Pour assurer la cohérence, un monopole des lois financières est nécessaire en matière de prélèvements obligatoires, comme l'ont recommandé notre commission et le groupe Camdessus. C'est une discipline que le Gouvernement s'impose déjà à lui-même : la circulaire Fillon du 4 juin 2010 a pour but de mettre un terme à la dispersion des mesures relatives à ces prélèvements - une dispersion qui est source de contournement des procédures budgétaires, d'une insuffisante protection des recettes fiscales et sociales et génératrice d'instabilité et de complexité pour les acteurs économiques. C'est aussi une mesure annoncée par le président de la République au président du Conseil européen, dans le cadre de la mise en oeuvre du « Pacte euro + ». Il y va donc de notre crédibilité au plus haut niveau.
Cette disposition a provoqué de nombreux débats à l'Assemblée nationale, les députés craignant une atteinte à l'initiative parlementaire. La solution retenue par l'Assemblée nationale consiste, d'une part, en une nouvelle irrecevabilité permettant non seulement le dépôt de dispositions relatives aux prélèvements obligatoires à tout moment, mais également leur adoption définitive, sous réserve de l'invocation de l'irrecevabilité par le Gouvernement ou le président d'une Assemblée et, d'autre part, en l'obligation pour le Conseil constitutionnel de censurer toute mesure relative à ces prélèvements adoptée en dehors d'une loi financière. Cette compétence liée a choqué nos collègues de la commission des lois. Toutefois, la jurisprudence du Conseil constitutionnel étant assez libérale s'agissant du partage entre le domaine de la loi et celui du règlement, il a paru nécessaire, en quelque sorte, de lui tenir la main. On s'oriente néanmoins vers une suppression par le Sénat du dispositif issu de l'Assemblée nationale parce que les objections juridiques sont assez difficilement surmontables.
Que propose donc notre commission des lois ? Elle a considéré que le monopole aboutissait à une présentation parcellaire des principales réformes. Elle s'est également livrée à un historique sur lequel il est préférable de ne pas revenir - évitons les polémiques entre commissions. Elle a proposé un dispositif selon lequel les dispositions relatives aux prélèvements obligatoires adoptées en cours d'année devraient, pour entrer en vigueur, être approuvées par une loi financière. La technique de la « voiture balai » n'emporte pas notre adhésion pour deux raisons. D'abord, il y aurait déconnexion entre les décisions agréables et les décisions désagréables. Ensuite, il serait très difficile de revenir, plusieurs mois après, sur un avantage accordé : si le Parlement crée un droit, il lui est difficile de se dédire dans le cadre d'une loi de finances ou de financement de la sécurité sociale. Or, si les dépenses fiscales ou les diminutions de contributions sociales ne sont pas remises en cause par les lois financières, celles-ci devraient trouver des ressources nouvelles afin de respecter les trajectoires pluriannuelles.

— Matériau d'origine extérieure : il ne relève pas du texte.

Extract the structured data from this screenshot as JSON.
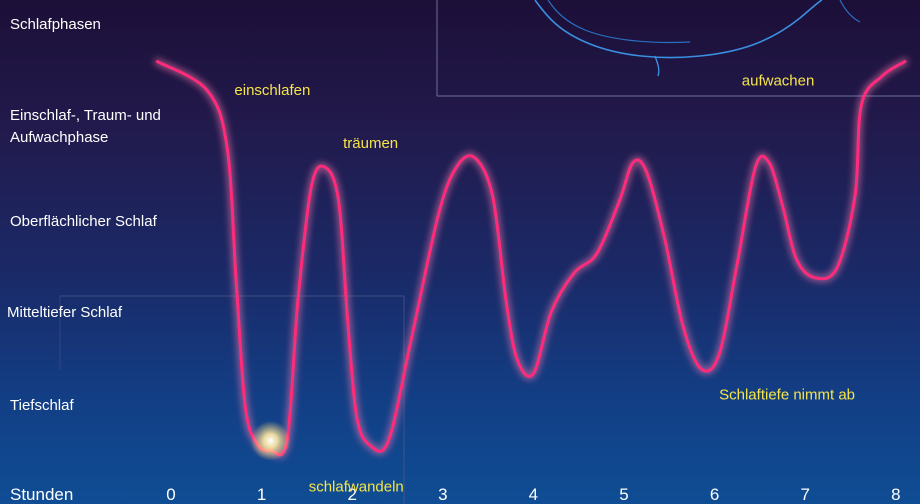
{
  "chart_data": {
    "type": "line",
    "title": "Schlafphasen",
    "xlabel": "Stunden",
    "x_ticks": [
      "0",
      "1",
      "2",
      "3",
      "4",
      "5",
      "6",
      "7",
      "8"
    ],
    "xlim": [
      0,
      8
    ],
    "y_levels": [
      "Einschlaf-, Traum- und Aufwachphase",
      "Oberflächlicher Schlaf",
      "Mitteltiefer Schlaf",
      "Tiefschlaf"
    ],
    "y_label_lines": [
      [
        "Einschlaf-, Traum- und",
        "Aufwachphase"
      ],
      [
        "Oberflächlicher Schlaf"
      ],
      [
        "Mitteltiefer Schlaf"
      ],
      [
        "Tiefschlaf"
      ]
    ],
    "ylim": [
      0.5,
      5
    ],
    "y_scale_note": "1 = Tiefschlaf, 4 = Einschlaf-, Traum- und Aufwachphase",
    "series": [
      {
        "color": "#ff2a7a",
        "points": [
          [
            -0.15,
            4.9
          ],
          [
            0.4,
            4.6
          ],
          [
            0.62,
            4.0
          ],
          [
            0.72,
            2.6
          ],
          [
            0.82,
            1.3
          ],
          [
            0.95,
            0.92
          ],
          [
            1.1,
            0.85
          ],
          [
            1.28,
            0.95
          ],
          [
            1.4,
            2.4
          ],
          [
            1.55,
            3.6
          ],
          [
            1.7,
            3.8
          ],
          [
            1.85,
            3.45
          ],
          [
            1.95,
            2.2
          ],
          [
            2.05,
            1.2
          ],
          [
            2.2,
            0.9
          ],
          [
            2.4,
            0.95
          ],
          [
            2.65,
            2.0
          ],
          [
            2.95,
            3.3
          ],
          [
            3.15,
            3.8
          ],
          [
            3.35,
            3.9
          ],
          [
            3.55,
            3.5
          ],
          [
            3.7,
            2.4
          ],
          [
            3.82,
            1.8
          ],
          [
            4.0,
            1.65
          ],
          [
            4.2,
            2.3
          ],
          [
            4.45,
            2.7
          ],
          [
            4.7,
            2.9
          ],
          [
            4.95,
            3.45
          ],
          [
            5.1,
            3.85
          ],
          [
            5.25,
            3.75
          ],
          [
            5.45,
            3.05
          ],
          [
            5.65,
            2.15
          ],
          [
            5.85,
            1.7
          ],
          [
            6.05,
            1.85
          ],
          [
            6.25,
            2.8
          ],
          [
            6.45,
            3.8
          ],
          [
            6.6,
            3.85
          ],
          [
            6.75,
            3.4
          ],
          [
            6.9,
            2.85
          ],
          [
            7.1,
            2.65
          ],
          [
            7.35,
            2.75
          ],
          [
            7.55,
            3.5
          ],
          [
            7.62,
            4.45
          ],
          [
            7.85,
            4.75
          ],
          [
            8.1,
            4.9
          ]
        ]
      }
    ],
    "annotations": [
      {
        "text": "einschlafen",
        "x": 0.7,
        "y": 4.55
      },
      {
        "text": "träumen",
        "x": 1.9,
        "y": 4.0
      },
      {
        "text": "schlafwandeln",
        "x": 1.52,
        "y": 0.42
      },
      {
        "text": "Schlaftiefe nimmt ab",
        "x": 6.05,
        "y": 1.38
      },
      {
        "text": "aufwachen",
        "x": 6.3,
        "y": 4.65
      }
    ],
    "grid": false,
    "legend": "none"
  },
  "colors": {
    "curve": "#ff2a7a",
    "curve_glow": "#ff7ab0",
    "annotation_text": "#f5e44a",
    "label_text": "#ffffff",
    "background_top": "#1c0f38",
    "background_bottom": "#0f4d94"
  },
  "decorations": {
    "sleeper_outline": "sleeper-face-outline",
    "deep_sleep_glow": "glow-icon"
  }
}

Nous avons recherché un point d'équilibre, parce que les différentes solutions proposées pour assouplir ou, à vrai dire, contourner le monopole ne sont pas pleinement satisfaisantes. La méthode la plus cohérente serait, lorsque le volet relatif aux prélèvements obligatoires d'une réforme sectorielle est véritablement indissociable de l'objet de la réforme elle-même, que le Gouvernement dépose simultanément un projet de loi de finances (ou de financement de la sécurité sociale) rectificative, qui cheminerait parallèlement à l'autre texte, et où figurerait un tableau d'équilibre. Préservant l'initiative parlementaire, cette solution garantit aussi le travail en commun des commissions. En revanche, ni le Gouvernement, ni les parlementaires, ne pourraient plus créer, par voie d'amendement, de nouvelles niches dans des textes sectoriels, à l'exemple de cette loi sur le tourisme à l'occasion de laquelle a été voté le nouveau régime de TVA pour la restauration.